The Navy unveils a new aircraft carrier, the USS George
Washington, with Secretary of Defense Dick Cheney giving a
speech.
• 1993 - Johnny Cash recites his patriotic poem "Rugged Old
Flag" in Washington, D.C. while citizens there hold flags in
honor of prisoners of war and servicemen missing in action from
the Vietnam War.
• 1996 - Fourth of July greetings are sent by astronauts on the
shuttle Columbia in space.
• 1999 - In Philadelphia, 112 people, all born on the Fourth of
July since 1900, gather in front of Independence Hall for a
"Photo of the Century."
• 2000 - "Operation Sail 2000," the largest assemblage of ships
ever at one event, takes place in New York City. It includes
some 150 tall sailing ships from more than 20 nations and an
11-mile line of more than two dozen naval ships from around the
world.
• 2001 - Public readings of the Declaration of Independence take
place throughout the country, including the National Archives in
Washington, D.C., the Art Museum in Philadelphia and the Old
State House in Boston. From the International Space Station,
astronauts proclaim "We give thanks to our ancestors . to all
Americans, Happy Independence Day."
• 2002 - The most intense security precautions in the history of
the Fourth of July take place across the country in light of the
terrorist attacks on the World Trade Center Towers in September
11, 2001; Americans celebrate anyway, voicing their jubilation
about freedoms enjoyed in the country.
• 2003 - In Tikrit, Iraq, U.S. soldiers celebrate the Fourth
with a cookout at Saddam Hussein's hometown palace;
Philadelphia's new National Constitution Center opens; due to
the threat of forest fires, the use of fireworks in New Mexico
and other areas in the West is curtailed.
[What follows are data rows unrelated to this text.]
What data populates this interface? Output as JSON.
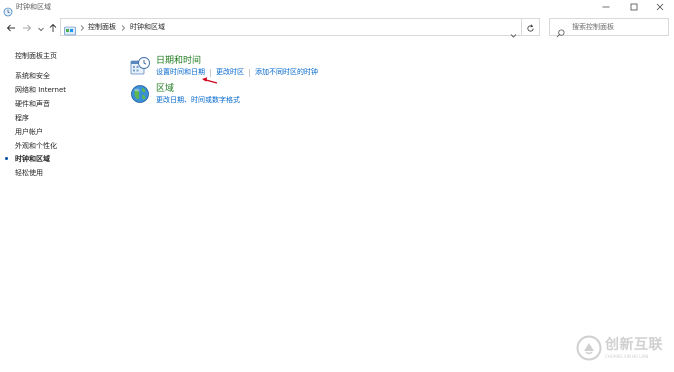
{
  "window": {
    "title": "时钟和区域",
    "controls": {
      "minimize": "minimize-icon",
      "maximize": "maximize-icon",
      "close": "close-icon"
    }
  },
  "navigation": {
    "back": "back-arrow-icon",
    "forward": "forward-arrow-icon",
    "recent": "chevron-down-icon",
    "up": "up-arrow-icon"
  },
  "address": {
    "breadcrumbs": [
      "控制面板",
      "时钟和区域"
    ],
    "refresh": "refresh-icon"
  },
  "search": {
    "placeholder": "搜索控制面板"
  },
  "sidebar": {
    "home": "控制面板主页",
    "items": [
      {
        "label": "系统和安全"
      },
      {
        "label": "网络和 Internet"
      },
      {
        "label": "硬件和声音"
      },
      {
        "label": "程序"
      },
      {
        "label": "用户帐户"
      },
      {
        "label": "外观和个性化"
      },
      {
        "label": "时钟和区域",
        "current": true
      },
      {
        "label": "轻松使用"
      }
    ]
  },
  "main": {
    "sections": [
      {
        "title": "日期和时间",
        "icon": "clock-calendar-icon",
        "links": [
          "设置时间和日期",
          "更改时区",
          "添加不同时区的时钟"
        ]
      },
      {
        "title": "区域",
        "icon": "globe-icon",
        "links": [
          "更改日期、时间或数字格式"
        ]
      }
    ]
  },
  "annotation": {
    "icon": "red-arrow-icon",
    "color": "#d0021b"
  },
  "watermark": {
    "text": "创新互联",
    "sub": "CHUANG XIN HU LIAN",
    "color": "#d0d0d0"
  },
  "colors": {
    "heading": "#1e7b1e",
    "link": "#0066cc",
    "text": "#1f1f1f",
    "border": "#d9d9d9"
  }
}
• 2004 - The cornerstone of the Freedom Tower is laid on the
site of the World Trade Center, with speaker New York Governor
George E. Pataki; in Miami, a group of servicemen representing
various branches of the armed forces become American citizens in
a ceremony held there.
• 2005 - In what is described as the biggest Fourth of July
blast ever, NASA slams its two-stage 820 - pound spacecraft
called Deep Impact into the comet Tempel 1; in Philadelphia U.S.
Representative Barney Frank of Massachusetts and Philadelphia
U.S. Representative Barney Frank of Massachusetts and
Philadelphia Mayor Street present the City of Brotherly Love
Humanitarian Award to Elton John.
• 2006 - The first ever launch of a space shuttle on
Independence Day occurs when shuttle Discovery lifts off at
Kennedy Space Center and Stephanie D. Wilson is the second
African American female to go in space; U.S. military veterans
participate in ceremonies and parades across the country and a
B-1 bomber flyover takes place at Mount Rushmore on July 3;
soldiers wounded in Iraq publicly read portions of the
Declaration of Independence at a ceremony held at the National
Archives in Washington, D.C.
• 2007 - This is the day for citizenship ceremonies: 1000
persons from 75 countries take citizenship oath at Walt Disney
World in Lake Buena Vista, Florida; 51 individuals take
citizenship oath at the William Paca House in Annapolis; at Camp
Victory in Iraq, 161 soldiers are naturalized as American
citizens and U.S. commander General David Petraeus, 76 persons
are sworn in at Monticello; at 2 p.m., all U.S. Navy & Coast
Guard ships ring 13 bells in honor of the 13 original states; a
wreath laying ceremony takes place at the tomb of George
Washington at Mount Vernon.
• 2008 - In Indianapolis, a 33rd annual old fashioned ice cream
social is held at the President Benjamin Harrison House; in this
presidential election year, Democrat candidate Barack Obama is
in Butte, Montana, at an Independence Day picnic; in Dover,
Delaware, a dedication ceremony for a Dover Light Infantry
Monument representing the Company's distinguished service during
the Revolutionary War takes place.
• 2009 - Numerous cities cancel fireworks and curtail other
events due the recession and resulting budget cuts; the crown of
the Statue of Liberty in New York opens to the public for the
first time after being closed since Sept. 11, 2001, and seven
persons are sworn in as new citizens there; Mount Vernon has
daylight fireworks; on display at Roseland Cottage in Woodstock,
Connecticut, are historic flags from 1870-1895, and a 29-foot
flag flown for the visit by President Benjamin Harrison in 1889.